“Il museo dell’innocenza. Dal romanzo al museo” è il titolo dell’incontro con il premio Nobel Orhan Pamuk che si è tenuto questo pomeriggio al Polo Zanotto. Un appuntamento sull’affascinante tema del rapporto tra visivo e verbale, memoria e immaginazione, nostalgia e desiderio, all’insegna del potere evocativo e narrativo degli oggetti, nel “Museo dell’innocenza”, opera articolata in un romanzo edito nel 2008 e poi nell’allestimento di un singolare museo di “oggetti innocenti” a Istanbul nel 2012. L’evento è stato organizzato da Anna Maria Babbi, direttrice della Scuola di dottorato in Studi umanistici di ateneo e dal dipartimento di Filologia, Letteratura e Linguistica diretto da Guglielmo Bottari e con la collaborazione dell’ufficio Comunicazione.
I protagonisti. Pamuk è stato presentato da Massimo Salgaro, ricercatore del dipartimento di Lingue e letterature straniere di ateneo, in una conversazione in lingua inglese, con Silvia Bigliazzi, ordinario di Letteratura inglese. Sul palco anche Pinar Özütemiz, dottoranda all'università scaligera che sta lavorando ad una ricerca sull’opera di Pamuk “Il museo dell’innocenza” sia come romanzo, sia come progetto architettonico e museale. Pinar, classe 1983, nata in Turchia nella provincia di Osmaneli, conduce la sua esperienza di studio nell’ambito del dottorato di ricerca in “Letterature straniere e scienza della letteratura” grazie a una borsa di studio per l’internazionalizzazione. Un’opportunità che l’ateneo riserva a studenti residenti all’estero che presentino progetti di ricerca da realizzare in collaborazione con università straniere.

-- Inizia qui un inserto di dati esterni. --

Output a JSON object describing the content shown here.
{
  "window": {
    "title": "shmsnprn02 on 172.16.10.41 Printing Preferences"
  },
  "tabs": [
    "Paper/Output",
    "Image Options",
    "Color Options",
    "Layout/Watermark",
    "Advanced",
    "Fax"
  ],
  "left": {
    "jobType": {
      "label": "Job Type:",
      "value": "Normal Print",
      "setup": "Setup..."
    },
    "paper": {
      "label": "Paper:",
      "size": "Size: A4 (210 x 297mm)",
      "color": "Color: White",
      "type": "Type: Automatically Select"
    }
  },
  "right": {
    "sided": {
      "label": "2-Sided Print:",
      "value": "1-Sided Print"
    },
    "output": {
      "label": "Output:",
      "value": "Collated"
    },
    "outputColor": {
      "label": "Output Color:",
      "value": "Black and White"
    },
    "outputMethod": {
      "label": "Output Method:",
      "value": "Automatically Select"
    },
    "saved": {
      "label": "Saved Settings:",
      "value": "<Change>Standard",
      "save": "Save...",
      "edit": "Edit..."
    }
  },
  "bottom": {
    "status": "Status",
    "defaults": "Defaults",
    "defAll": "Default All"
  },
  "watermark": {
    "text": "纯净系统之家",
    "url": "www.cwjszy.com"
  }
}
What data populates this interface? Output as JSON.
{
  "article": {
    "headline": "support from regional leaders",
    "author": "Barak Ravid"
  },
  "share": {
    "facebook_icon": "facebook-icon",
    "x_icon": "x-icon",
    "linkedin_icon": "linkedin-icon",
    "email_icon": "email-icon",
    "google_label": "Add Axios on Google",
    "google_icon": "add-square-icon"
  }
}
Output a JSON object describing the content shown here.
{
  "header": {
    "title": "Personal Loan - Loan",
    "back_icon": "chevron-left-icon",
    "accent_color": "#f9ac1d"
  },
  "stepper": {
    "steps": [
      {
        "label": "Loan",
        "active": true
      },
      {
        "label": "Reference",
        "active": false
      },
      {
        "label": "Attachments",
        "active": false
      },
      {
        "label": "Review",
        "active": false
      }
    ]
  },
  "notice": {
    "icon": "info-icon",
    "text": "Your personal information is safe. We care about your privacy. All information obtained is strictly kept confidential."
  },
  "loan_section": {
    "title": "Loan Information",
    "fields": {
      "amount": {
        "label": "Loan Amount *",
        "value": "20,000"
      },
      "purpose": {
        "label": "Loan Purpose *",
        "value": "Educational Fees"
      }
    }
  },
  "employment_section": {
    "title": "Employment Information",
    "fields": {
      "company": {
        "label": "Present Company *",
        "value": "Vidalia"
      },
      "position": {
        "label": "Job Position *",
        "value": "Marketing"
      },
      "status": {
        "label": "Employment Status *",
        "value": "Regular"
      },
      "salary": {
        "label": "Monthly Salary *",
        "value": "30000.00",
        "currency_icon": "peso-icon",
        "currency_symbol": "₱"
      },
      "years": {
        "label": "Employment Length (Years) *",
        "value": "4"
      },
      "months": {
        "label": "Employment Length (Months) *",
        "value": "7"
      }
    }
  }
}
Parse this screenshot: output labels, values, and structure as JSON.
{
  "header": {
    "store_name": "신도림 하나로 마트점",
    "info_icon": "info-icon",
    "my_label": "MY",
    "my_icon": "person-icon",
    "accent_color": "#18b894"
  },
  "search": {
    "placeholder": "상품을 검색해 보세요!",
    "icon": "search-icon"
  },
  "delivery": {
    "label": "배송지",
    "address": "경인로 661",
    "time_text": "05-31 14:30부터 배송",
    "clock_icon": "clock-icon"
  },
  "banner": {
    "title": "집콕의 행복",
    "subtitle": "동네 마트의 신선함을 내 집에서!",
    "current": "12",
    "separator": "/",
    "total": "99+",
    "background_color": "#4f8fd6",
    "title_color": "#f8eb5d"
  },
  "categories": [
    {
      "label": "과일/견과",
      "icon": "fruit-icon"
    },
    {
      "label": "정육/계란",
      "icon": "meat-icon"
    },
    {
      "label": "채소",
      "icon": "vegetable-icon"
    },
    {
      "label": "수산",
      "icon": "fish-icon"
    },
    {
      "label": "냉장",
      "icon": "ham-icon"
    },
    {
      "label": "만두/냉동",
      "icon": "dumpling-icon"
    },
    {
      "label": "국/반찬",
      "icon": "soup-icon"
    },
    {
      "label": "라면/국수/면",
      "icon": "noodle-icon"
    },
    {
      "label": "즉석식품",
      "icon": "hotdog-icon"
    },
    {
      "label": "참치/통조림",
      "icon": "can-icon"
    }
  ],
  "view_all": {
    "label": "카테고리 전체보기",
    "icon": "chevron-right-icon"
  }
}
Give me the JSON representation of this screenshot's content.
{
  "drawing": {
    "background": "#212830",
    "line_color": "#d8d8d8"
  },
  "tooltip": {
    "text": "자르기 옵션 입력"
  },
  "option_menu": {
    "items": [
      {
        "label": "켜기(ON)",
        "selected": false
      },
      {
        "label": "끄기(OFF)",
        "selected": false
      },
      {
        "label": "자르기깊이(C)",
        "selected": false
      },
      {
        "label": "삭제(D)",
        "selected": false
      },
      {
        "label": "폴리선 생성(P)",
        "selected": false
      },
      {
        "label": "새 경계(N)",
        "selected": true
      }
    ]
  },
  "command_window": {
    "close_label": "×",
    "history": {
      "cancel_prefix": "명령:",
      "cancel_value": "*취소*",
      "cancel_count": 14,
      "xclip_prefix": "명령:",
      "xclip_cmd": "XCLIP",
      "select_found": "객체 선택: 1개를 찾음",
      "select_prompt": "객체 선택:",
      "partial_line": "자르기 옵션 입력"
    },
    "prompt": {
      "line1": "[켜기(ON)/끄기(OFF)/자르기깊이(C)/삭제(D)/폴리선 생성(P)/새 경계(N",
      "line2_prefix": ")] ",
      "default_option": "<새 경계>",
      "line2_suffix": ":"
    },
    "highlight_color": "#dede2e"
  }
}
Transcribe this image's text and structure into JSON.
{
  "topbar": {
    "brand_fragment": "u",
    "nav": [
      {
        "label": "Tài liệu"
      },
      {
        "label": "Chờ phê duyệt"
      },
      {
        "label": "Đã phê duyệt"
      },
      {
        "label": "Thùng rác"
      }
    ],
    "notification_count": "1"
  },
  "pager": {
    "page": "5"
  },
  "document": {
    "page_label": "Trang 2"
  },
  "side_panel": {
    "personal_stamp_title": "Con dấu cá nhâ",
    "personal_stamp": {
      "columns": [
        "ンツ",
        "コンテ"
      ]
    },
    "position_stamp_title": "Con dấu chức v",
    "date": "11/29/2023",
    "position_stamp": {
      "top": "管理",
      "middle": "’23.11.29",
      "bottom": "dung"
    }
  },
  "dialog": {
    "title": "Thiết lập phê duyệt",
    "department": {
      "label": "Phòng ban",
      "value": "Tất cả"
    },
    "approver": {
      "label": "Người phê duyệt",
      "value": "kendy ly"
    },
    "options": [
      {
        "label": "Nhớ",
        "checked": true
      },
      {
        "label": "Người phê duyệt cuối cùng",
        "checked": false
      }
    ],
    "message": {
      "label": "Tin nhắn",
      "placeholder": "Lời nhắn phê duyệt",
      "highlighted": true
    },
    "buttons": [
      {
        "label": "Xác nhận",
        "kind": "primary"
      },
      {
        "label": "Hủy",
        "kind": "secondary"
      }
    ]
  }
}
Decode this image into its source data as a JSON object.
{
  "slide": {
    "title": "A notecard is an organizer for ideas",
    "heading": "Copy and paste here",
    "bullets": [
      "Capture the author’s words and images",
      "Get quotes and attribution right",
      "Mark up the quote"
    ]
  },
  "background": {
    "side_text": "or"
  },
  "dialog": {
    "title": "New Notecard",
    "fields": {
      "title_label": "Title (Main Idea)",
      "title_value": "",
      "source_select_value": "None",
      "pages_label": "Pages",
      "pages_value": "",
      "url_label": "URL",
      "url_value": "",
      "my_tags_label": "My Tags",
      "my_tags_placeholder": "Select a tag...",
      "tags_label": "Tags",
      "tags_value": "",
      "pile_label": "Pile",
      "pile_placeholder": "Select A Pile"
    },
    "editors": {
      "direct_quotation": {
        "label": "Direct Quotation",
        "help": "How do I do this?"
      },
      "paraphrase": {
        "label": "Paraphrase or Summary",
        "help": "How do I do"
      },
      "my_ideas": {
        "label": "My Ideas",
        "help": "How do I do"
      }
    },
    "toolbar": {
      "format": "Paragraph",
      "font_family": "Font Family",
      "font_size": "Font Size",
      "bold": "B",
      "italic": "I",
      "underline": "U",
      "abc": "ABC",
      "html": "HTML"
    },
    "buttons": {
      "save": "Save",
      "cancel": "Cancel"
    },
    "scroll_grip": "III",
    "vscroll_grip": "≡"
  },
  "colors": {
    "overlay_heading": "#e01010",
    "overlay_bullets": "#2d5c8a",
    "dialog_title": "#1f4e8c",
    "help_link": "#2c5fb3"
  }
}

L'incontro. Pamuk ha toccato temi relativi al rapporto fra realtà e finzione in contesto postmoderno, tra i quali la relazione fra autore, narratore e personaggio, fra parola e immagine e la funzione espressiva e narrativa degli oggetti. Il romanzo si presenta solo in apparenza come il tradizionale racconto di una struggente e sfortunata storia d’amore fra il protagonista Kemal e la giovane Füsun, perché questa storia viene in realtà ricostruita dall’autore in un continuo e sottile gioco di identificazione e distanziamento, fra voce narrativa e personaggio, attraverso un lungo catalogo di oggetti che fungono da spunto memoriale e nostalgica ricostruzione di un tempo e di un amore perduti. Nel romanzo memoria e desiderio si alternano e si compenetrano, lungo le volute di un racconto che segue la spirale del tempo, che riporta il protagonista Kemal, e Pamuk autore e narratore con lui, a costruire e a ricostruire i contorni di un passato che è anche il passato di una Istanbul perduta. L’innocenza degli oggetti che dà il titolo al romanzo e al museo costituisce il fil rouge metafisico di un racconto che trova nel paradossale incontro tra il tempo dell’archivio museale e il non-tempo degli oggetti riassemblati in inattese congiunzioni nelle teche del museo, e nelle teche che rappresentano i capitoli del romanzo, la possibilità per il lettore, e per il visitatore, di immaginarie memorie di possibili, e alternativi, desideri per le storie racchiuse negli oggetti.